"He said I should give you this letter if you ever got better... I'm so happy you did. Honestly, I am.... I really care about you Christie, I really do. I know you may not believe it, but I really do. I'm so happy you got better". Her words and emotions seemed very genuine, the love and empathy in her eyes were as clear as day. But barely seconds before she said the words above, she'd just come clean to Christie that while she, Christie, was ill, she had an affair with her husband, and that she really did love him.
Christie was torn between this shocking news about her friend and her husband, and the display of sincere emotions by this same friend. In one breath you tell me that while I lay ill in a sick bed you were sleeping with my husband, in our bed... then tell me that you really care about me and are so happy I got better???... She would have loved to call bull shit, but how could she, when it was this same friend who nurtured her back to health, took care of her little baby all those months she was ill, and helped her regain her memory and learn to adapt and live a normal life. Christie wasn't sure whether to hate this woman for defiling her marital bed or love her for her kindness and devotion.
This one scene in a movie I stumbled upon made me question so many things. Could our love for self push us to do certain things, even hurting those we love... And even though we've intentionally hurt them, does it mean we love them any less?

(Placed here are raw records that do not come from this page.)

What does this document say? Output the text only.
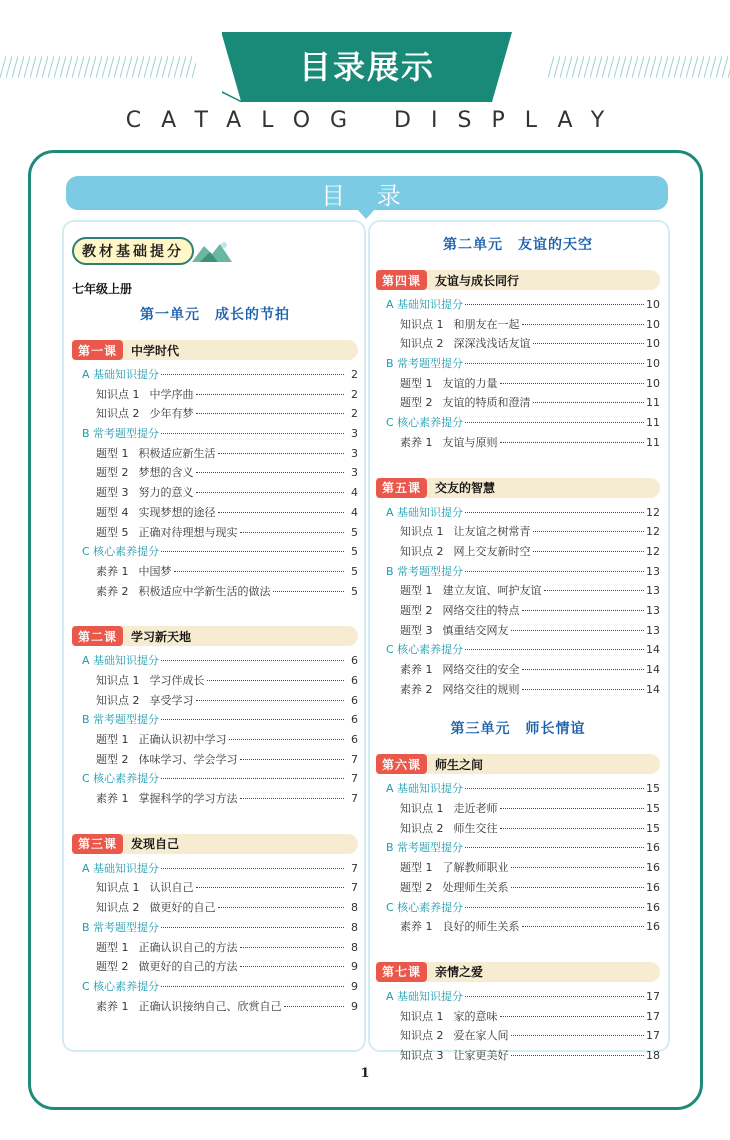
目录展示
CATALOG DISPLAY
目 录
教材基础提分
七年级上册
第一单元　成长的节拍
第一课	中学时代
A 基础知识提分	2
知识点 1 中学序曲	2
知识点 2 少年有梦	2
B 常考题型提分	3
题型 1 积极适应新生活	3
题型 2 梦想的含义	3
题型 3 努力的意义	4
题型 4 实现梦想的途径	4
题型 5 正确对待理想与现实	5
C 核心素养提分	5
素养 1 中国梦	5
素养 2 积极适应中学新生活的做法	5
第二课	学习新天地
A 基础知识提分	6
知识点 1 学习伴成长	6
知识点 2 享受学习	6
B 常考题型提分	6
题型 1 正确认识初中学习	6
题型 2 体味学习、学会学习	7
C 核心素养提分	7
素养 1 掌握科学的学习方法	7
第三课	发现自己
A 基础知识提分	7
知识点 1 认识自己	7
知识点 2 做更好的自己	8
B 常考题型提分	8
题型 1 正确认识自己的方法	8
题型 2 做更好的自己的方法	9
C 核心素养提分	9
素养 1 正确认识接纳自己、欣赏自己	9
第二单元　友谊的天空
第四课	友谊与成长同行
A 基础知识提分	10
知识点 1 和朋友在一起	10
知识点 2 深深浅浅话友谊	10
B 常考题型提分	10
题型 1 友谊的力量	10
题型 2 友谊的特质和澄清	11
C 核心素养提分	11
素养 1 友谊与原则	11
第五课	交友的智慧
A 基础知识提分	12
知识点 1 让友谊之树常青	12
知识点 2 网上交友新时空	12
B 常考题型提分	13
题型 1 建立友谊、呵护友谊	13
题型 2 网络交往的特点	13
题型 3 慎重结交网友	13
C 核心素养提分	14
素养 1 网络交往的安全	14
素养 2 网络交往的规则	14
第三单元　师长情谊
第六课	师生之间
A 基础知识提分	15
知识点 1 走近老师	15
知识点 2 师生交往	15
B 常考题型提分	16
题型 1 了解教师职业	16
题型 2 处理师生关系	16
C 核心素养提分	16
素养 1 良好的师生关系	16
第七课	亲情之爱
A 基础知识提分	17
知识点 1 家的意味	17
知识点 2 爱在家人间	17
知识点 3 让家更美好	18
1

Are things really so black and white?
My friend often tells me about how they tried to contrive ways to poison their stepmom when their dad first brought her home, but years later after learning her story and all the things she had been through, they actually began to empathize with her and stop seeing her as the enemy.
Some acts are so condemnable but I wonder if we actually dig deeper, what we find might make us more empathetic towards someone who did something normally considered very abominable. I also wonder if sometimes the need to be happy, or be whole, or get ahead, or have a life and a future, is stronger than any sense of loyalty we might have...
Speaking of polygamy people, I'm sure you all saw the tweet of the woman asking people to pray for her husband and his new bride who were wedding the next day. Ladies, can you ever be so "generous" with your husband (also your home, your kitchen, your monthly allowance (LOL)? Would you rather a second wife or a mistress? Please share your thoughts.
Men, both single and married, I would particularly love to hear your answers; if your tradition, religion, society, family and 'bank account' permit you to marry more than one wife, would you? And why?